Suzie Hardy, Ryan Seacrest’s former stylist for E! News, has accused the ubiquitous television host of multiple instances of sexual harassment and abuse over the seven years that she worked for him. In an exclusive Variety report published Feb. 26, Hardy claimed that Seacrest groped her vagina, rubbed his erect penis against her while clad only in his underwear and slapped her buttock so hard that it left a large welt still visible hours later.
“As proud as I am and as strong a woman as I am, as smart as I am and as much work as I’ve done with therapists, it really affected me,” Hardy told Variety.
The allegations — first made in a Nov. 10 letter from Hardy’s attorney to Seacrest, E! and the cable channel’s corporate parent, NBCUniversal — have the potential to affect far more than Seacrest and the network he used to call home. So far the host’s business partners are standing by him.
A powerful figure in front of and behind the camera when Hardy worked for him from 2007 to 2013, Seacrest has only grown in stature and influence since. Last year he was named co-host of Kelly Ripa’s daytime talk show, which was retitled “Live With Kelly & Ryan.” And next month he is set to return to the role that turned him into a TV star with the premiere of the new “American Idol” on ABC. Seacrest is being paid $12 million a year for his work on “Idol” — having closed the deal with the FremantleMedia-produced competition within weeks of starting his daytime-talker duties — and $15 million per year for “Live.”
A source close to both programs told Variety that Seacrest would appear as planned on New York-based “Live” on Feb. 27 and would be in Los Angeles the following weekend to film “Idol.”
The “Idol” and “Live” gigs deepened Seacrest’s relationship with ABC, where he has hosted “Dick Clark’s New Year’s Rockin’ Eve” since 2005. Last year he inked an overall deal for scripted programming development at ABC Studios, moving his Ryan Seacrest Prods. there from CBS Television Studios.
A spokesperson for ABC declined to comment for this story.
Seacrest continues to have a relationship with E!, where he produces “Keeping Up With the Kardashians.” Although he no longer works on the daily “E! News” telecast, he still hosts event coverage for the cable channel. Asked via email whether Seacrest will, as planned, is to serve as host for the channel’s red-carpet pre-show for the Academy Awards, an E! spokesperson wrote, “Of course he is.”
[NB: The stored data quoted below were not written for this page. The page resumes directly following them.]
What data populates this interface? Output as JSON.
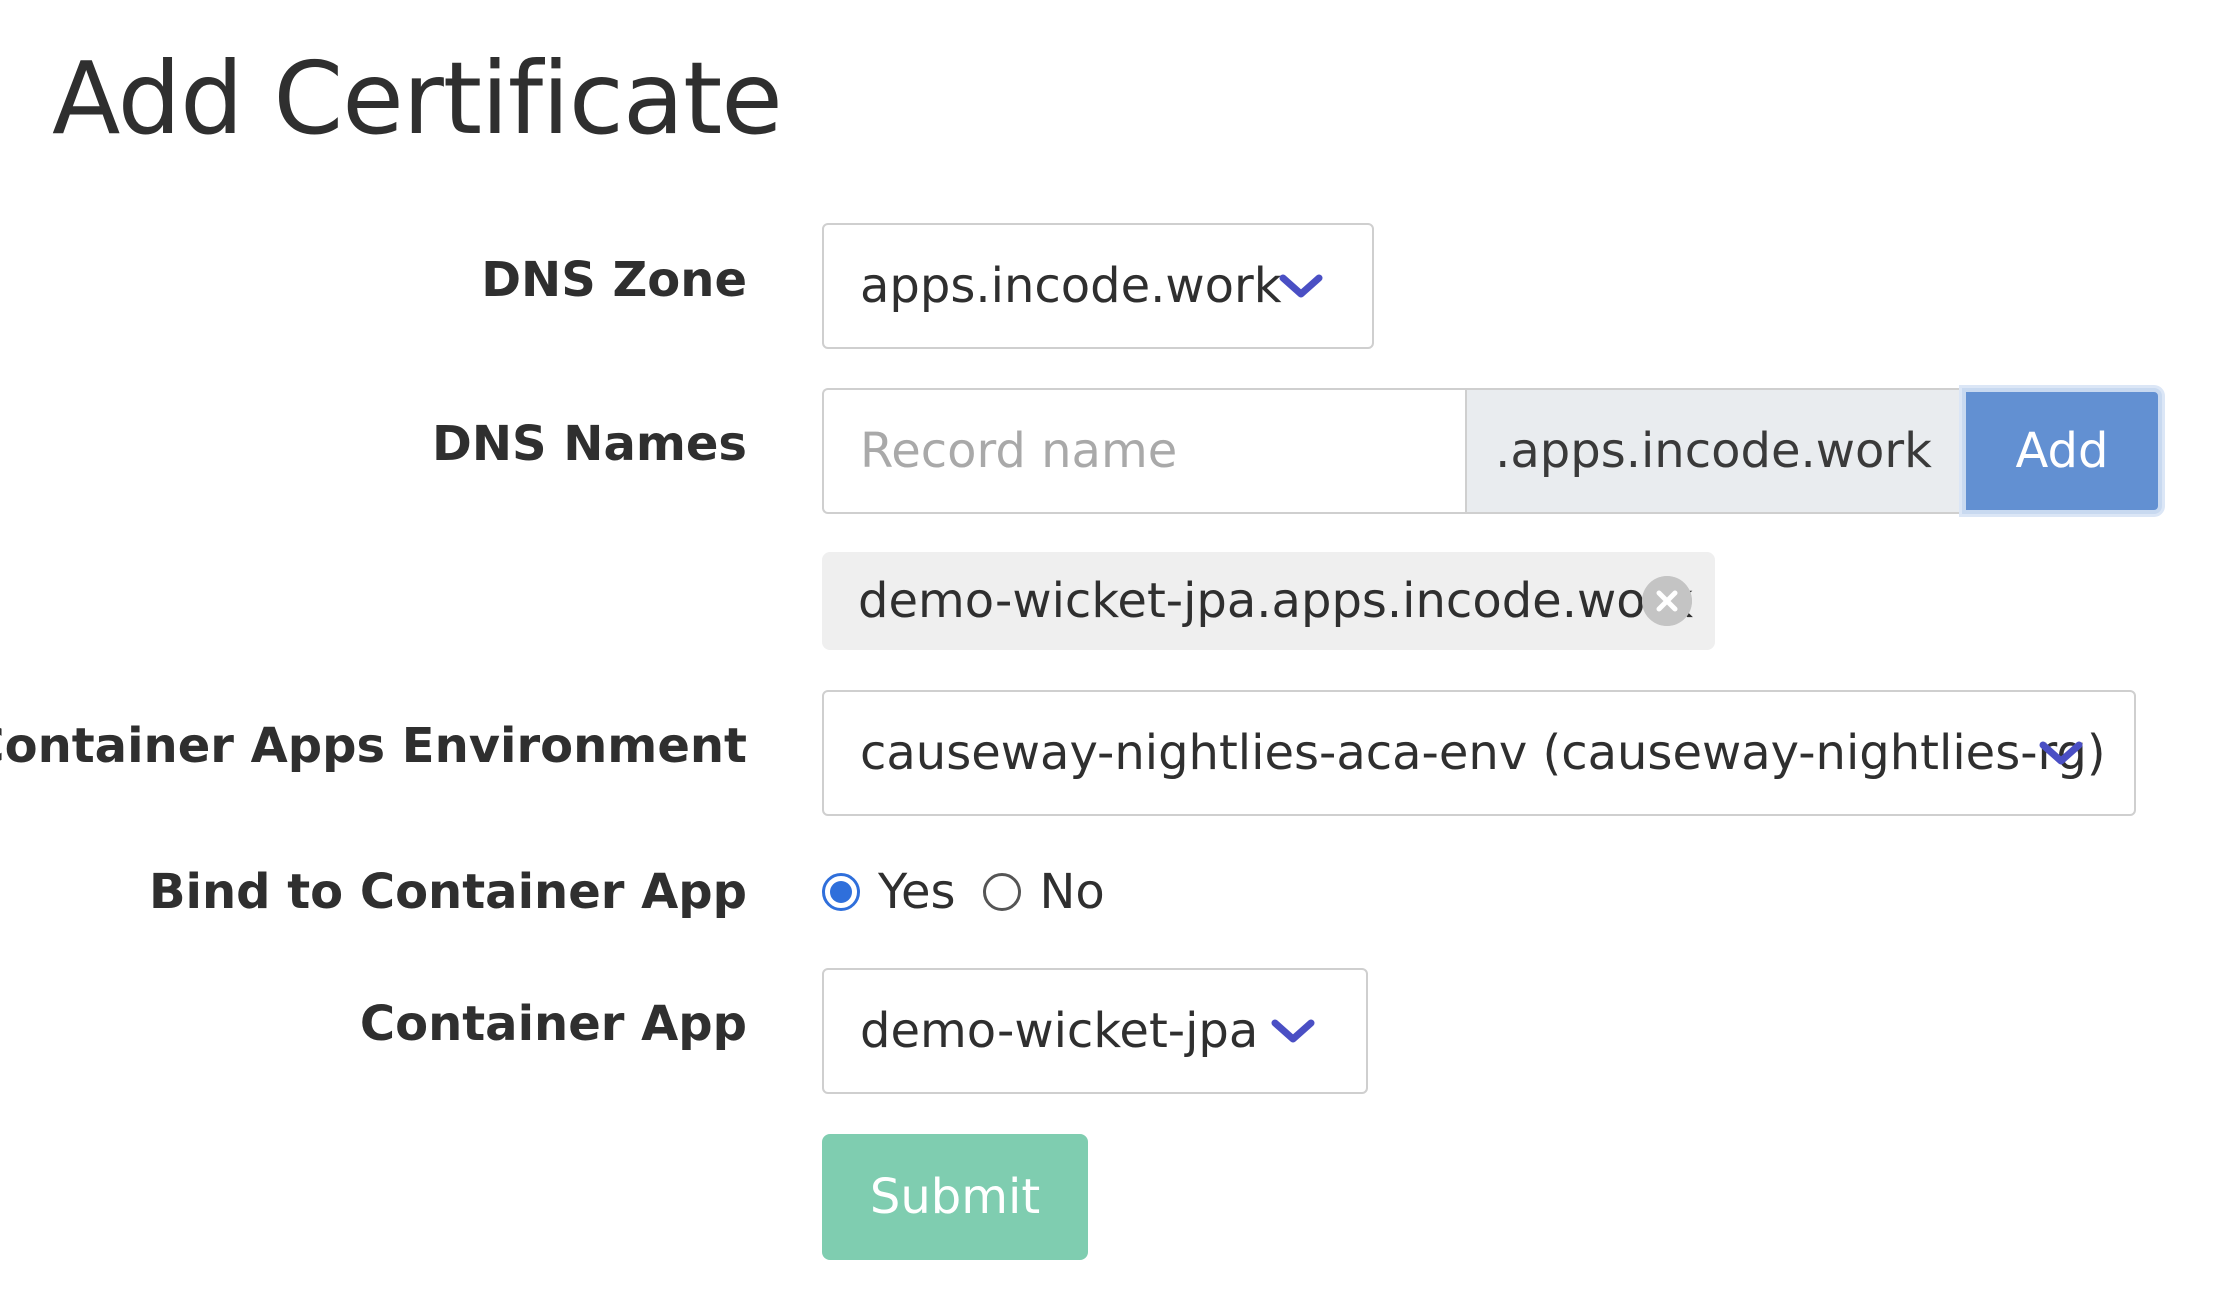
{
  "page": {
    "title": "Add Certificate"
  },
  "form": {
    "dns_zone": {
      "label": "DNS Zone",
      "value": "apps.incode.work"
    },
    "dns_names": {
      "label": "DNS Names",
      "input_value": "",
      "placeholder": "Record name",
      "suffix": ".apps.incode.work",
      "add_label": "Add",
      "chips": [
        {
          "text": "demo-wicket-jpa.apps.incode.work"
        }
      ]
    },
    "container_apps_environment": {
      "label": "Container Apps Environment",
      "value": "causeway-nightlies-aca-env (causeway-nightlies-rg)"
    },
    "bind_to_container_app": {
      "label": "Bind to Container App",
      "options": [
        {
          "label": "Yes",
          "selected": true
        },
        {
          "label": "No",
          "selected": false
        }
      ]
    },
    "container_app": {
      "label": "Container App",
      "value": "demo-wicket-jpa"
    },
    "submit_label": "Submit"
  },
  "icons": {
    "select_chevron": "chevron-down-icon",
    "chip_remove": "close-circle-icon"
  },
  "colors": {
    "add_button": "#6290d2",
    "submit_button": "#7fcdb0",
    "chevron": "#4a4fc4",
    "radio_selected": "#2f6fdb"
  }
}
Seacrest’s presence on the red carpet in the wake of detailed harassment and abuse allegations has the potential to create an embarrassing situation for E! and the host. Awards-show red carpets have been dominated this year by the #MeToo and Time’s Up movements, sparked by coverage of sexual harassment in the entertainment industry. At the Golden Globe Awards in January, most women wore black dresses in a show of support for the movements. Several actresses, including Meryl Streep and Emma Watson, brought advocates for sexual-assault victims with them as guests and were accompanied by them in their red-carpet interviews.
“As proud as I am and as strong a woman as I am … it really affected me.”
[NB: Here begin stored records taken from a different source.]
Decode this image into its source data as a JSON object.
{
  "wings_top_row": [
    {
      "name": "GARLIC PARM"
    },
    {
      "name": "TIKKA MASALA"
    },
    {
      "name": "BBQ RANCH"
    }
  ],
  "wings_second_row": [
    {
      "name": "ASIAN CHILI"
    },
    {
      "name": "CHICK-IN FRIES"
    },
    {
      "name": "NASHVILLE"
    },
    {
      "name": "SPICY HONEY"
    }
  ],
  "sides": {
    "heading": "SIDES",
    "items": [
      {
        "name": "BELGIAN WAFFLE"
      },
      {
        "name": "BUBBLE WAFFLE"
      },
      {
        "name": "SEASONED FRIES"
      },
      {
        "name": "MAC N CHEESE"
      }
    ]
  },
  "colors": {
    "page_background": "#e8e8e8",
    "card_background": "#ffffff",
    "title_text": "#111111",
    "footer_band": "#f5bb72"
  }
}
Suzie Hardy, former E! stylist
Seacrest wore a black shirt and tie with his black tuxedo at the Globes but drew criticism on social media for what some viewers interpreted as a dismissive attitude toward actresses looking to focus attention in their red-carpet interviews to sexual-harassment issues. Several Twitter users pointed out that he appeared to interrupt actress Michelle Williams as she offered praise for activist and #MeToo founder Tarana Burke.
In December, E! host Catt Sadler announced she was leaving the network after learning that co-host Jason Kennedy earned a much higher salary than she did. Several actresses, including Debra Messing and Eva Longoria, referenced the pay dispute during their own interviews with E! on the carpet for the Golden Globes.
Seacrest has repeatedly denied accusations of misconduct. In November, a week after being contacted by Hardy’s attorney, he issued a public statement
saying that “someone that worked as a wardrobe stylist for me nearly a decade ago at E! News” had issued a complaint against him, without revealing the specifics of the allegation. After E! announced Feb. 1 that an investigator it had hired found “insufficient evidence” of wrongdoing by Seacrest, the host wrote a guest column for The Hollywood Reporter titled, “What Happened After I Was Wrongly Accused of Harassment.” Seacrest’s attorney told Variety in a statement that Hardy had demanded $15 million from the host, an allegation that Hardy and her attorney deny.
Hardy told Variety that the investigator had declined to interview four corroborating sources she had referred him to. “It was obvious the investigator was whitewashing it for Seacrest’s side,” she said.